Aku yang masih bingung di tambah dengan rasa penasaran membuatku ingin untuk mengetahui apa yang terjadi sebenarnya, karena aku merasa apa yang baru saja terjadi kepadaku merupakan sesuatu yang begitu nyata.

Oh iya aku teringat kepada Ander yang mengantarkan aku untuk mencari Melva, mungkin aku bisa memastikannya bila aku bertemu dengannya saat ini, dan juga aku bisa mengetahui apa yang terjadi sebenarnya, apa mungkin apa yang terjadi kepadaku hanyalah sebuah mimpi, namun aku merasa itu bukanlah seperti sebuah mimpi, namun seperti sesuatu yang begitu nyata, membuatku semakin penasaran.

Aku bertembah bingung ketika melihat beberapa serpihan kayu yang ada di lantai, aku ingat ketika aku menutupnya dengan sangat keras yang disebabkan oleh rasa takut, mendorongku untuk masuk ke dalam rumah, menutup pintu rapat-rapat dengan tenaga yang cukup besar membuat pintu tersebut mengalami gesekan kuat dan menjatuhkan beberapa serpihan kayu di lantai.

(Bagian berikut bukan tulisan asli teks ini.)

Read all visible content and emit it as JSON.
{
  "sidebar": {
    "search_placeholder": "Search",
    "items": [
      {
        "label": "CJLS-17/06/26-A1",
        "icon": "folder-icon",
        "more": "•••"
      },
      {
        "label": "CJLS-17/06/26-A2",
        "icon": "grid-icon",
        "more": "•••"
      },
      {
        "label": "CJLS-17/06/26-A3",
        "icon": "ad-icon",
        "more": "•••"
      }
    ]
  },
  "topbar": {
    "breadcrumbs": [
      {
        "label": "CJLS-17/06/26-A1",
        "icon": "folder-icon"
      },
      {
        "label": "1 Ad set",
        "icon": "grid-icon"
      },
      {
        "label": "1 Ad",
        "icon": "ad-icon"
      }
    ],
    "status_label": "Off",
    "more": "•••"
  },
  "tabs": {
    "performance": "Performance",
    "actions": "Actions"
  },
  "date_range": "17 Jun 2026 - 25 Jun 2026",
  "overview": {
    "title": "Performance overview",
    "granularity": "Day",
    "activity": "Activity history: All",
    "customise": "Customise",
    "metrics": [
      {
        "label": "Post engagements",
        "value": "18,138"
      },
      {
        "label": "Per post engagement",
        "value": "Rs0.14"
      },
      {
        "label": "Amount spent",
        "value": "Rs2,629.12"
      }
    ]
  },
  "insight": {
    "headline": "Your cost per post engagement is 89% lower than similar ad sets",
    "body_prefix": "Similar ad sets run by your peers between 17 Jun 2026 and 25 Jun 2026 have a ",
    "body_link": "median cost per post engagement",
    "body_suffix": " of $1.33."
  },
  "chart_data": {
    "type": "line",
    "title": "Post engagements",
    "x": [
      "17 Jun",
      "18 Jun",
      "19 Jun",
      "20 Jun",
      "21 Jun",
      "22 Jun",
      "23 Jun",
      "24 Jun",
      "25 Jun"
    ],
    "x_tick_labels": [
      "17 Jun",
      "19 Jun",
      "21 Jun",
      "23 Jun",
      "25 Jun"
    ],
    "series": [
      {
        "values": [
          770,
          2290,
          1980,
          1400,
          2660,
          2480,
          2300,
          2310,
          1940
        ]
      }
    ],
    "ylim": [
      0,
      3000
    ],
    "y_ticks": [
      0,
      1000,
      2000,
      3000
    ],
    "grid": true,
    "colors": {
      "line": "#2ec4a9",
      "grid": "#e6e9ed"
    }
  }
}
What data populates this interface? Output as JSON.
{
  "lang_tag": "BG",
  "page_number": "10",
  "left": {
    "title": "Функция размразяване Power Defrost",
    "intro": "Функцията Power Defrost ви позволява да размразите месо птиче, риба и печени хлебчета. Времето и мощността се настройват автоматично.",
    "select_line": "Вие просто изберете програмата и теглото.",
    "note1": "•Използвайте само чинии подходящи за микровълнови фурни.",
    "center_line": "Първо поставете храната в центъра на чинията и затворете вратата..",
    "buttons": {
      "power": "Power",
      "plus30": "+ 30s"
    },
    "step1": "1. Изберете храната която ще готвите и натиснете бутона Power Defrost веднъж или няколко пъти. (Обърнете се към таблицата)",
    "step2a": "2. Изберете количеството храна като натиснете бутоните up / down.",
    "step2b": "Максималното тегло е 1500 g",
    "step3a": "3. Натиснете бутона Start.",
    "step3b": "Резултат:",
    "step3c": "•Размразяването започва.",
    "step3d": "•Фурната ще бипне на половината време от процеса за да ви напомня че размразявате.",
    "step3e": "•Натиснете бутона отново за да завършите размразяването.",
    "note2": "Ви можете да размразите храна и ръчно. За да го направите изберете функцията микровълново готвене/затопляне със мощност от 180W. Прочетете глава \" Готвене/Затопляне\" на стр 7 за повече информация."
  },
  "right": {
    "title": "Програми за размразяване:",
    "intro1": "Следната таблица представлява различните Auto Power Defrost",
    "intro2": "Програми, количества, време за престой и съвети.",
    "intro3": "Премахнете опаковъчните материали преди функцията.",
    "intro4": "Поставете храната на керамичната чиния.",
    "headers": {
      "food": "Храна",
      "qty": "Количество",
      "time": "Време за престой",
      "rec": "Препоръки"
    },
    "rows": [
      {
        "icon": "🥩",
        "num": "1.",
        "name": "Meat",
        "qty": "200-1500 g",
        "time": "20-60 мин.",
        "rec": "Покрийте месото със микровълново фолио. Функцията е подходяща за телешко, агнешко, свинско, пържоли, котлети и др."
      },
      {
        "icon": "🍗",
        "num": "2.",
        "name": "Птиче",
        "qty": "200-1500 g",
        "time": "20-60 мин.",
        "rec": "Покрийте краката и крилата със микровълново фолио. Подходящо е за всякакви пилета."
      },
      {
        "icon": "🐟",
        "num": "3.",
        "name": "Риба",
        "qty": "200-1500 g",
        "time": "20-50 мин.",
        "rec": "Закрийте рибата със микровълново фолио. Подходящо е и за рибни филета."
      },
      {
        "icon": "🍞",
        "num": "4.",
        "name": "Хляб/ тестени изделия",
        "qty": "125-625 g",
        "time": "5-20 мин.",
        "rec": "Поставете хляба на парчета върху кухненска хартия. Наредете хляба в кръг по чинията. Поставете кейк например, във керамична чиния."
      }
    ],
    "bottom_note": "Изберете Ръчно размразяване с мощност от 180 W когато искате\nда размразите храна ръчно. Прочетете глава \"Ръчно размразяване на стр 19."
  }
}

Masih ada bekas-bekasnya terlihat, sepertinya aku tidak sedang bermimpi, aku memutuskan untuk mencari Ander agar bisa memastikan tentang apa yang terjadi, meskipun Melva sendiri memang terlihat wajar-wajar saja, tidak ada hal yang berbeda darinya, membuatku ingin mengetahui dengan pasti apa yang harus aku lakukan selanjutnya.

Aku pun dengan segera beranjak dari tempat tidurku, menuju keluar pintu dan mencari Ander, ah aku lupa, dimana aku bisa mencari Ander, aku saja tidak tahu selama ini dimana keberadaannya.

Permintaan maafnya dan semua hal yang dia bicarakan selama perjalanan, rasanya itu semua terasa begitu nyata, namun jika aku berfikir lagi tentang seseorang yang tua renta dan memberikan minuman secara cuma-cuma kepada diriku membuatku mengingat bila itu benar-benar nyata, apalagi tempat yang aku kunjungi dengan beberpa aroma yang begitu harum dan membuatku sangat nyaman ketika aku berada di sana, apa semua itu hanya khayalanku.

Aku mengecek kantongku untuk memastikan lipatan uang yang ada di sakuku, ku raba dan ku cek semua kantongku, ternyata aku tidak mendapati apapun di dekat kantongku, aku pun mulai sedikit tenang, mungkin aku hanya bermimpi, sebuah mimpi yang terasa begitu nyata, sepertinya ketika aku bertemu dengan Ander aku bisa memastikan apa yang sebenarnya terjadi kepadaku.